Masa Depan Artificial Intelligence (AI) dan Daya Dukung Sistem
Lomba | 2023-08-28 19:48:14
Pemanfaatan Artificial Intelligence (AI) atau kecerdasan buatan sudah jamak dalam berbagai perangkat dan bermacam bidang. AI adalah mesin kecerdasan buatan yang dirancang meniru kecerdasan manusia, misalnya dalam hal pengambilan keputusan, analisis data, prediksi tren, hingga memudahkan pekerjaan. Seiring dengan perkembangan teknologi berbasis AI, akankah kehidupan manusia di masa depan akan lebih baik? Ataukah justru berpeluang mengancam eksistensi manusia? Diskursus inilah yang sepertinya masih akan terus menjadi perbincangan, termasuk diantara pakar dan peneliti AI sendiri.
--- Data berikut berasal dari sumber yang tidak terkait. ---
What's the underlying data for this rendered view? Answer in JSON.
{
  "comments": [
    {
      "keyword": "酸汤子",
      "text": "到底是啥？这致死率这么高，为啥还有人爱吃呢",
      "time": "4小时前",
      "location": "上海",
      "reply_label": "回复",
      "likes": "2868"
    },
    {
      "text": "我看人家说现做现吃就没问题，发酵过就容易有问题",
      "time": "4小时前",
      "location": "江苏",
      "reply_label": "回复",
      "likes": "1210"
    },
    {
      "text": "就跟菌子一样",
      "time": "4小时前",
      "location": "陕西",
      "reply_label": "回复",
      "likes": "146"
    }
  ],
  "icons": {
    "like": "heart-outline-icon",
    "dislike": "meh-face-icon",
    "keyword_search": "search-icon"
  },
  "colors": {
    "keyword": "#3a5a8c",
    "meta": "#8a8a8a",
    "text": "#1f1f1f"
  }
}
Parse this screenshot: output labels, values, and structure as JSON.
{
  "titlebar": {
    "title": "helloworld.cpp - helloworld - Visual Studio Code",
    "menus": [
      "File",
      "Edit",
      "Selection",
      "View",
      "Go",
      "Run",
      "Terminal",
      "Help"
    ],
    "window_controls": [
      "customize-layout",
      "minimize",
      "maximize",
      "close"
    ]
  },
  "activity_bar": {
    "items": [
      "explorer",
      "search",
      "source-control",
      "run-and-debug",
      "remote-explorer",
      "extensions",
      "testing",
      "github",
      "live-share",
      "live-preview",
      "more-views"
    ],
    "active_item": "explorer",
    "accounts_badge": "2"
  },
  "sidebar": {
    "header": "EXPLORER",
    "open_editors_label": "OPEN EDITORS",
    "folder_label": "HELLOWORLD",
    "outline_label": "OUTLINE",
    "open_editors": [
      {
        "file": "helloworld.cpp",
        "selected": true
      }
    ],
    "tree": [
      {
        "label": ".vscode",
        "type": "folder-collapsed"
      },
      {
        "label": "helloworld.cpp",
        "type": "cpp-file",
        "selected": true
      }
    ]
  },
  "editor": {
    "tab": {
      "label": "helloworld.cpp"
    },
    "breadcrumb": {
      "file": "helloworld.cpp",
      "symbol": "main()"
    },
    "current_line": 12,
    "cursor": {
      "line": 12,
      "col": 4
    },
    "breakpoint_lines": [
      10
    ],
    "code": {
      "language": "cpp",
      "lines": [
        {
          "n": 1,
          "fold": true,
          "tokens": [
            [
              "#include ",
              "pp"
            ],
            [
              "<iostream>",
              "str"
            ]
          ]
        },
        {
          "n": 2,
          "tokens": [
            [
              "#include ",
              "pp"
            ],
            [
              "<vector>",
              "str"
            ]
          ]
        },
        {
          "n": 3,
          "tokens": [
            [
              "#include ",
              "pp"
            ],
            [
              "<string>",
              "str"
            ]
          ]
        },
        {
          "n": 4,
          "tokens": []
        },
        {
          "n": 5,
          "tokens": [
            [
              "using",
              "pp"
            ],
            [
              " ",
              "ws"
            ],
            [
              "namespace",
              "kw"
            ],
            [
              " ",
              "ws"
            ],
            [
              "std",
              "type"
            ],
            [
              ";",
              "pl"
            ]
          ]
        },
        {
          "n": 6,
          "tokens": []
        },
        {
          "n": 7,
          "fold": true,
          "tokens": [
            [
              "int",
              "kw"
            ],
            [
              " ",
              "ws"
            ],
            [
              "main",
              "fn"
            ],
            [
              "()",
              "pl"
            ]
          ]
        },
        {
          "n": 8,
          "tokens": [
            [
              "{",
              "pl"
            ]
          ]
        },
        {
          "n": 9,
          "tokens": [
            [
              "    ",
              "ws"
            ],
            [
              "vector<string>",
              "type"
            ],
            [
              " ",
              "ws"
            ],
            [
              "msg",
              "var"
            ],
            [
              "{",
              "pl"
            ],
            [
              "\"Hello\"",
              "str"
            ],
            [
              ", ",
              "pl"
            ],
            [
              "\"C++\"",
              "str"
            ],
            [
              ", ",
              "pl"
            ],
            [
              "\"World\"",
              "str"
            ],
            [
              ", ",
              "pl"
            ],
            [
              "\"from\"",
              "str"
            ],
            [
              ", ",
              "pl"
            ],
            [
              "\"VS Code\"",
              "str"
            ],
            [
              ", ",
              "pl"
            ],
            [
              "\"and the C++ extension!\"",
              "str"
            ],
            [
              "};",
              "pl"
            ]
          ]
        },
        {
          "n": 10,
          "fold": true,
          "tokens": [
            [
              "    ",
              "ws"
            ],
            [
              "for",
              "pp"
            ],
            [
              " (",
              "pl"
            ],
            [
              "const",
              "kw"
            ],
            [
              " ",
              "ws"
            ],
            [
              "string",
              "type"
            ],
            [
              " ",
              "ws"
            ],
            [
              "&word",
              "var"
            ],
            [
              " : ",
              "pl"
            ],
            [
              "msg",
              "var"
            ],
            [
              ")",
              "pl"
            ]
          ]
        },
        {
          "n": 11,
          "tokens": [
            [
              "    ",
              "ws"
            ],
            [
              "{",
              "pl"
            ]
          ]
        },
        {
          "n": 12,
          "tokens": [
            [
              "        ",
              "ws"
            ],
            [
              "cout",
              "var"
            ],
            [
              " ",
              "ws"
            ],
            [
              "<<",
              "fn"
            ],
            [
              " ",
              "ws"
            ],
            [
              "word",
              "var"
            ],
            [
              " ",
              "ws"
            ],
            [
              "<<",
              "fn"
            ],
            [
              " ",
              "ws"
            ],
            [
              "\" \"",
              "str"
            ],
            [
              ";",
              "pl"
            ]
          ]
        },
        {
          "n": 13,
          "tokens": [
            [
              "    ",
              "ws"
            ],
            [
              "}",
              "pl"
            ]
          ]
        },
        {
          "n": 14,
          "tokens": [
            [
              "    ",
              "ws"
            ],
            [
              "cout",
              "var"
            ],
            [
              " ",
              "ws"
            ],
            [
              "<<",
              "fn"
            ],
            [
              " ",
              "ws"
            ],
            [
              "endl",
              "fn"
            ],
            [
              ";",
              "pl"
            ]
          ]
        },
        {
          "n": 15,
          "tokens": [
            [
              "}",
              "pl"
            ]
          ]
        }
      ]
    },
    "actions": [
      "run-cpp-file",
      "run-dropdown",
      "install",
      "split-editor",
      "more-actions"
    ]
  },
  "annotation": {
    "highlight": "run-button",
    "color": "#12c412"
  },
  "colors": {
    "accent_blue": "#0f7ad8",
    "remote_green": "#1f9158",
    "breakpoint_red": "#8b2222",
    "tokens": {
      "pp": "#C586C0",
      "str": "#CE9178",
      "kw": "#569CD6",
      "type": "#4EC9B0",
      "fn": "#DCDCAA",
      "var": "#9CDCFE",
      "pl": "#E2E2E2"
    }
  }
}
Salah satunya mengemuka pada pertemuan yang dihadiri oleh lebih dari 350 peneliti, pakar dan tokoh AI pada Mei 2023 lalu. Pada pertemuan tersebut disampaikan pernyataan untuk mendiskusikan dan membangun pemahaman bersama tentang ancaman dan peluang penggunaan AI di masa depan. Para ahli memprediksi bahwa sekalipun AI dapat mendorong efektivitas kerja manusia, namun di sisi lain berpotensi mengancam otonomi, pekerjaan dan kemampuan jika tidak diantisipasi sejak awal. Mereka membicarakan kemungkinan skala luas seperti kemampuan mesin yang setara atau bahkan melebihi kemampuan manusia dalam hal semacam pengambilan keputusan yang kompleks, analisis yang lebih canggih, ketajaman visual, hingga pengenalan berbicara dan bahasa.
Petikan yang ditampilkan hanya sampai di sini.